GO-EXPLORE WITH A GUIDE: SPEEDING UP SEARCH IN SPARSE REWARD SETTINGS WITH GOAL-DIRECTED INTRINSIC REWARDS

Abstract

Reinforcement Learning (RL) agents have traditionally been very sampleintensive to train, especially in environments with sparse rewards. Seeking inspiration from neuroscience experiments of rats learning the structure of a maze without needing extrinsic rewards, we seek to incorporate additional intrinsic rewards to guide behavior. We propose a potential-based goal-directed intrinsic reward (GDIR), which provides a reward signal regardless of whether the task is achieved, and ensures that learning can always take place.

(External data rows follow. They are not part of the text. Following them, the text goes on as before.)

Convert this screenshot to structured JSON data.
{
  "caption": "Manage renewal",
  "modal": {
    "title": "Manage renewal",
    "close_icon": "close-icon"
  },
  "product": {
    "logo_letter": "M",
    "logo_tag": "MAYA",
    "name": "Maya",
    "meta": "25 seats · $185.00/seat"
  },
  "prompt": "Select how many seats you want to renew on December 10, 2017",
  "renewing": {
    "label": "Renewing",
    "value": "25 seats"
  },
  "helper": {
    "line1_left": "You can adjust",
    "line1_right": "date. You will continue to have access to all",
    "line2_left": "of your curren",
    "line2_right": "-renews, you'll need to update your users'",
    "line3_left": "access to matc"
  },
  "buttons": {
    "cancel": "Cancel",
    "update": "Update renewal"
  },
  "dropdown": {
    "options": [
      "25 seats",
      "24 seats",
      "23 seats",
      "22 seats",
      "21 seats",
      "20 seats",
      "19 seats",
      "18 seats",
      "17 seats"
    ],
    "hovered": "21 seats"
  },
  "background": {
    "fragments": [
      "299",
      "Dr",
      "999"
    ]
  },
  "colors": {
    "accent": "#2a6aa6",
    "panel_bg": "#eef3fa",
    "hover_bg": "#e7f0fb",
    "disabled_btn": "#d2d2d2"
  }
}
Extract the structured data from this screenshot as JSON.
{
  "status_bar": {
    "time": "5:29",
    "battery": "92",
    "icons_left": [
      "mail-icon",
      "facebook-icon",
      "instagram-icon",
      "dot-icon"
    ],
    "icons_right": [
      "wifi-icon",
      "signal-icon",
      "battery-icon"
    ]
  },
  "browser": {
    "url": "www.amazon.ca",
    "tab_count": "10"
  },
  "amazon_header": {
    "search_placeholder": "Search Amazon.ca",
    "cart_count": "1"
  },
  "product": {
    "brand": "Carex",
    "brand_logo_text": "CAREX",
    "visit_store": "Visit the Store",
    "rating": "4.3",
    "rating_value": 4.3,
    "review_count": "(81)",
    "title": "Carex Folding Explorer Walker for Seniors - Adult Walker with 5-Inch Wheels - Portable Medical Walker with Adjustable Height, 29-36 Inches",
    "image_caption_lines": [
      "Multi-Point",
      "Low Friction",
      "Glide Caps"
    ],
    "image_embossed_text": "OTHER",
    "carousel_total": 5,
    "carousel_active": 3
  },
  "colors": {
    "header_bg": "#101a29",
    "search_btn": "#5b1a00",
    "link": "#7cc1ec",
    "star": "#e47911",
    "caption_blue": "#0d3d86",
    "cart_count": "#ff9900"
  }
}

While GDIR may be similar to approaches such as reward shaping in incorporating goal-based rewards, we highlight that GDIR is innate to the agent and hence applicable across a wide range of environments without needing to rely on a properly shaped environment reward. We also note that GDIR is different from curiosity-based intrinsic motivation, which can diminish over time and lead to inefficient exploration. Go-Explore is a well-known state-of-the-art algorithm for sparse reward domains, and we demonstrate that by incorporating GDIR in the "Go" and "Explore" phases, we can improve Go-Explore's performance and enable it to learn faster across multiple environments, for both discrete (2D grid maze environments, Towers of Hanoi, Game of Nim) and continuous (Cart Pole and Mountain Car) state spaces. Furthermore, to consolidate learnt trajectories better, our method also incorporates a novel approach of hippocampal replay to update the values of GDIR and reset state visit and selection counts of states along the successful trajectory. As a benchmark, we also show that our proposed approaches learn significantly faster than traditional extrinsic-reward-based RL algorithms such as Proximal Policy Optimization, TD-learning, and Q-learning.

1. INTRODUCTION

Recently, LeCun (2022) describes how intrinsic cost modules could motivate an agent's behavior. These intrinsic cost modules can be something like hunger, thirst or goal-seeking that is innate to the agent and cannot be modified. The benefit of having such an immutable cost module is that one's previously learnt values of the state will not be affected by a continually changing model (like the function approximators used in typical Deep Reinforcement Learning (RL)) and the agent can learn efficiently without the need to re-visit past experiences each time the model is changed. While Silver et al. ( 2021) states that environment-based extrinsic reward can be enough for learning complex skills and social behaviors, he also admits that it can be sample inefficient. Adding an intrinsic component to this environmental reward can be seen as giving some self-driven intrinsic motivation to learning such skills or behaviors, and can better lead to attaining these competencies with better sample efficiency. The presence of intrinsic motivation can be seen in neuroscience experiments on rats exploring a maze even without extrinsic food rewards (Fitzgerald et al., 1985; Hughes, 1997) . This is not easily explained from just the perspective of extrinsic environmental rewards and suggests that intrinsic motivation does play a huge part in natural behavior of animals, and it could be the critical missing component in modern RL methods.